Hint: The rate of change of the quantities are to be denoted by \[\dfrac{d}{{dt}}\](quantity) and have to proceed with the given conditions in the problem.

Complete step-by-step answer:

As per the formula known to us, the volume of the cylinder, \[{V_1}\]=\[\pi {r^2}h\], where r is the radius and h is the height of the cylinder.
Now, according to the question, the radius and height of the cylinder are same,
So, we have, r = h,
Thus, the volume turns out to be,
\[ \Rightarrow {V_1} = \pi {h^3}\]
Differentiating both sides with respect to “t” keeping\[{V_1}\] and h as variables.
\[ \Rightarrow \dfrac{{d{V_1}}}{{dt}} = 3\pi {h^2}\dfrac{{dh}}{{dt}}\]
Also, as per the formula, the volume of the sphere, \[{V_2}\]\[ = \dfrac{4}{3}\pi {R^3}\]
Where, R is the radius of the given sphere.
Differentiating both sides with respect to “t” keeping\[{V_2}\] and R as variables.
\[ \Rightarrow \dfrac{{d{V_2}}}{{dt}} = 4\pi {R^2}\dfrac{{dR}}{{dt}}\]
Now, as per the problem, the radius of the cylinder and sphere are the same. As the height is also equal with the radius of the cylinder,
We can write, \[r = {\text{ }}h = R\]
Now, we can write, \[h = R\]
Differentiating both sides with respect to “t” keeping h and R as variables.
\[ \Rightarrow \dfrac{{dh}}{{dt}} = \dfrac{{dR}}{{dt}}\]
So, \[\dfrac{{\dfrac{{d{V_2}}}{{dt}}}}{{\dfrac{{d{V_1}}}{{dt}}}} = \dfrac{{3\pi {h^2}\dfrac{{dh}}{{dt}}}}{{4\pi {R^2}\dfrac{{dR}}{{dt}}}}\]
As, \[\dfrac{{dh}}{{dt}} = \dfrac{{dR}}{{dt}}\]

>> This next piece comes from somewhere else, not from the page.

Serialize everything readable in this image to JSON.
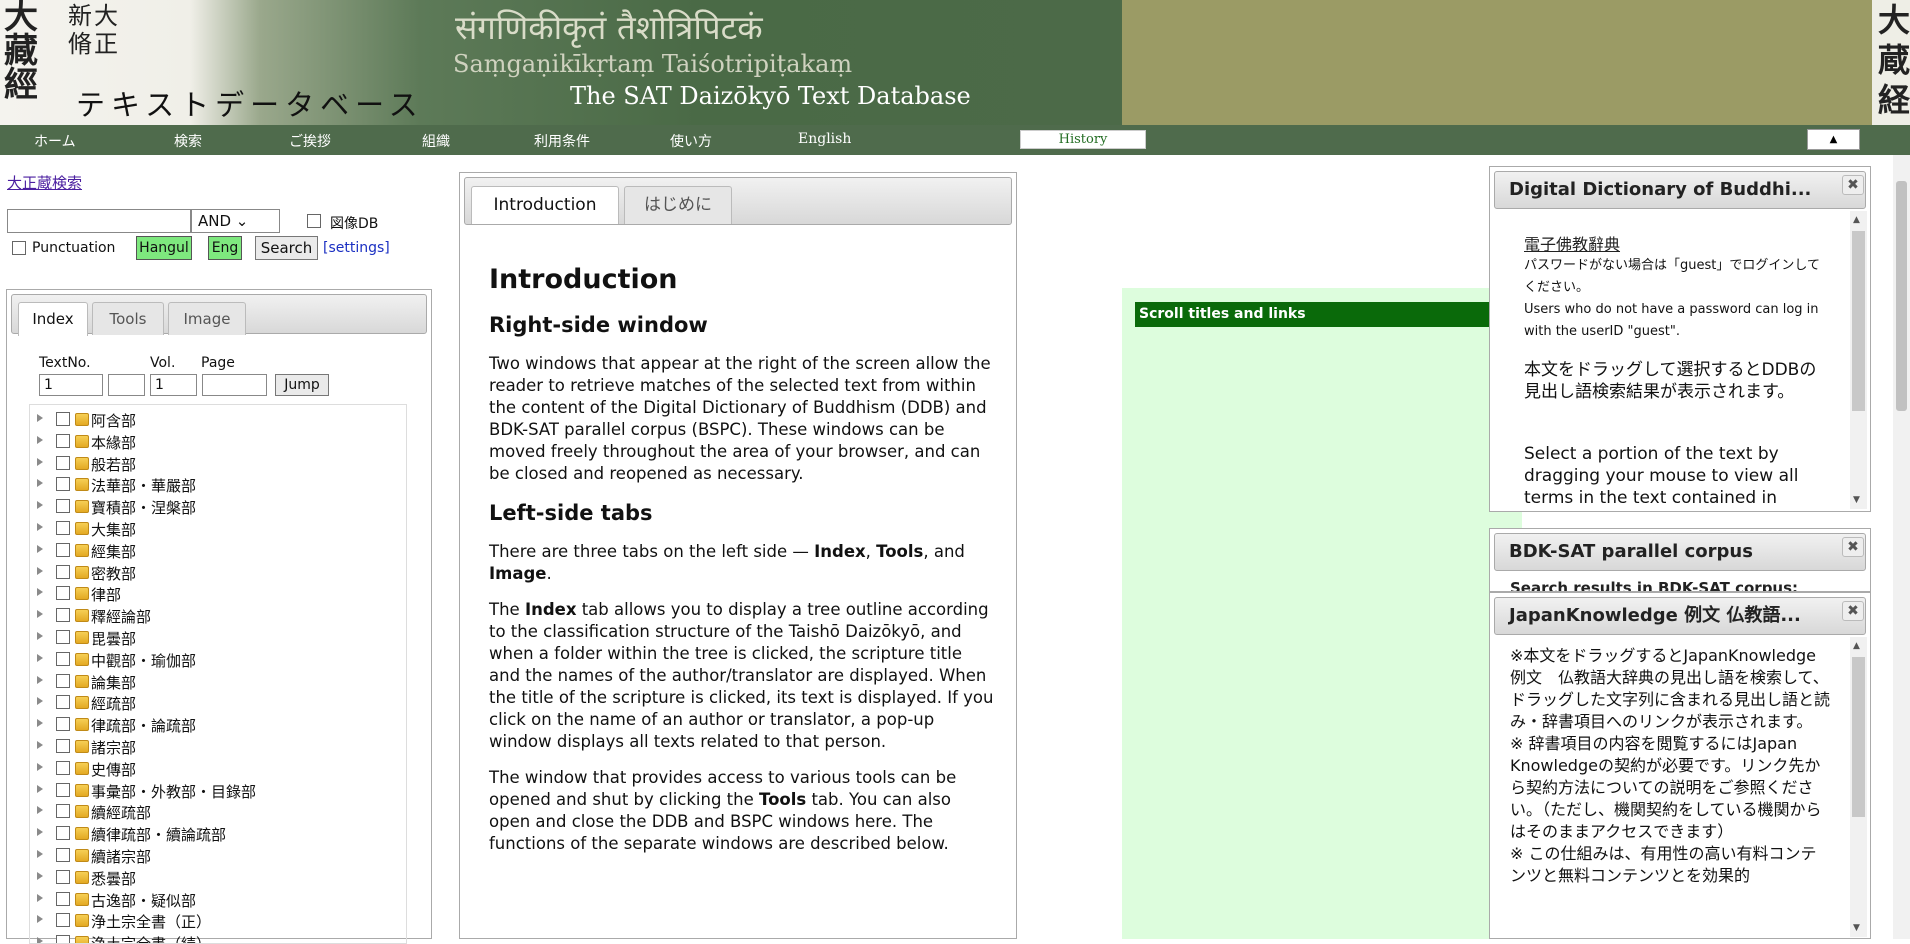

\[ = \dfrac{{3\pi {h^2}\dfrac{{dh}}{{dt}}}}{{4\pi {R^2}\dfrac{{dh}}{{dt}}}}\]
\[ = \dfrac{{3\pi {h^2}}}{{4\pi {R^2}}}\]
As \[h = R\]
\[ = \dfrac{{3\pi {h^2}}}{{4\pi {h^2}}}\]

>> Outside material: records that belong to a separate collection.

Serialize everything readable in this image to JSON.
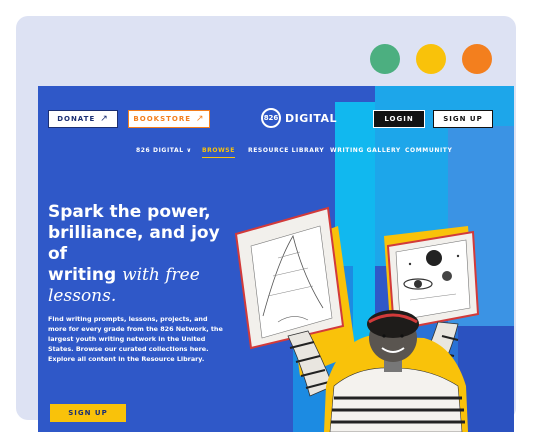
{
  "window": {
    "dots": [
      "green",
      "yellow",
      "orange"
    ]
  },
  "header": {
    "donate_label": "DONATE",
    "bookstore_label": "BOOKSTORE",
    "logo_mark": "826",
    "logo_text": "DIGITAL",
    "login_label": "LOGIN",
    "signup_label": "SIGN UP",
    "arrow_icon": "↗"
  },
  "nav": {
    "items": [
      "826 DIGITAL",
      "BROWSE",
      "RESOURCE LIBRARY",
      "WRITING GALLERY",
      "COMMUNITY"
    ],
    "chevron": "∨"
  },
  "hero": {
    "line1": "Spark the power,",
    "line2": "brilliance, and joy of",
    "line3a": "writing ",
    "line3b": "with free",
    "line4": "lessons.",
    "body": "Find writing prompts, lessons, projects, and more for every grade from the 826 Network, the largest youth writing network in the United States. Browse our curated collections here. Explore all content in the Resource Library.",
    "cta_label": "SIGN UP"
  },
  "colors": {
    "primary_blue": "#2f58c8",
    "yellow": "#f9c20a",
    "orange": "#f37f1e",
    "green": "#4caf80"
  }
}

On cancelling common terms we get,
\[ = \dfrac{3}{4}\]
Since the ratio of the rates of increase of the volume of the sphere and the volume of the cylinder is \[\dfrac{3}{4}\], therefore the ratio of the rates of increase of the volume of the cylinder and the volume of the sphere is \[\dfrac{4}{3}\]

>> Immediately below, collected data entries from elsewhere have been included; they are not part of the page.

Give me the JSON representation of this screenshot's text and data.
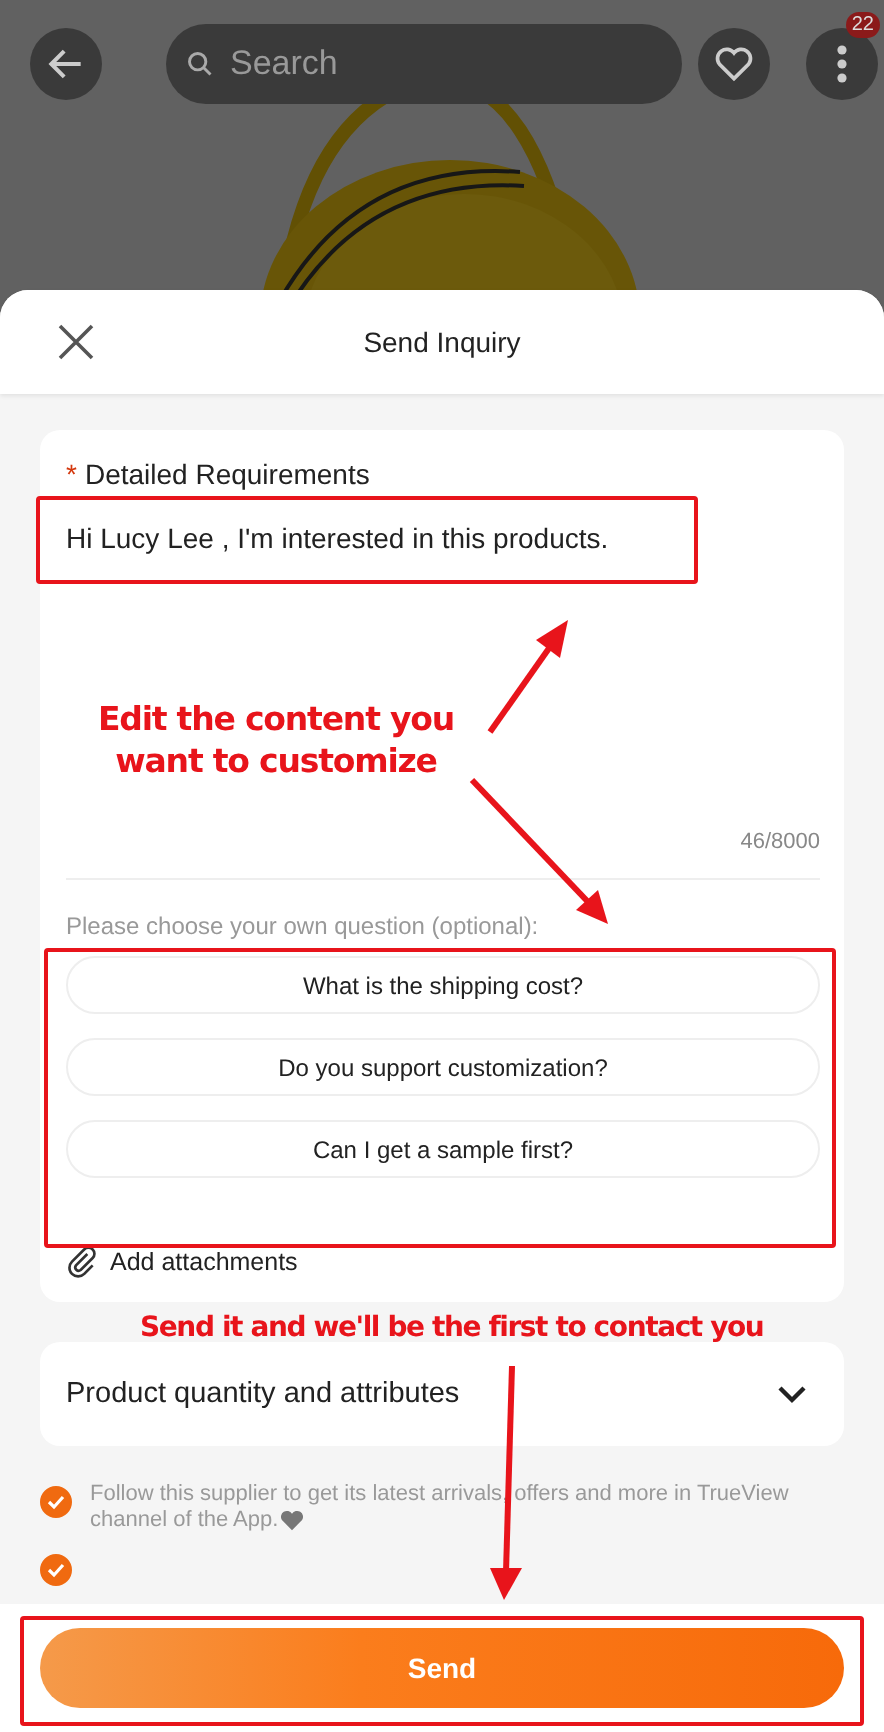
{
  "top_bar": {
    "search": {
      "placeholder": "Search"
    },
    "badge": "22"
  },
  "sheet": {
    "title": "Send Inquiry"
  },
  "requirements": {
    "label": "Detailed Requirements",
    "required_mark": "*",
    "value": "Hi Lucy Lee , I'm interested in this products.",
    "counter": "46/8000"
  },
  "questions": {
    "hint": "Please choose your own question (optional):",
    "options": [
      {
        "label": "What is the shipping cost?",
        "selected": false
      },
      {
        "label": "Do you support customization?",
        "selected": false
      },
      {
        "label": "Can I get a sample first?",
        "selected": false
      }
    ]
  },
  "attachments": {
    "label": "Add attachments"
  },
  "product_section": {
    "title": "Product quantity and attributes",
    "expanded": false
  },
  "consents": [
    {
      "label": "Follow this supplier to get its latest arrivals, offers and more in TrueView channel of the App.",
      "checked": true
    },
    {
      "checked": true
    }
  ],
  "send_button": "Send",
  "annotations": [
    {
      "text": "Edit the content you want to customize"
    },
    {
      "text": "Send it and we'll be the first to contact you"
    }
  ]
}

Hence, option (A) is correct.

Note: We have to keep that in mind that, when we differentiate with respect to “t” we don’t multiply with \[\dfrac{d}{{dt}}\]term. We differentiate a term to find a smaller version of it. Till the quantity is zero any term can be differentiated, i.e. , we can find a smaller version of this theoretically.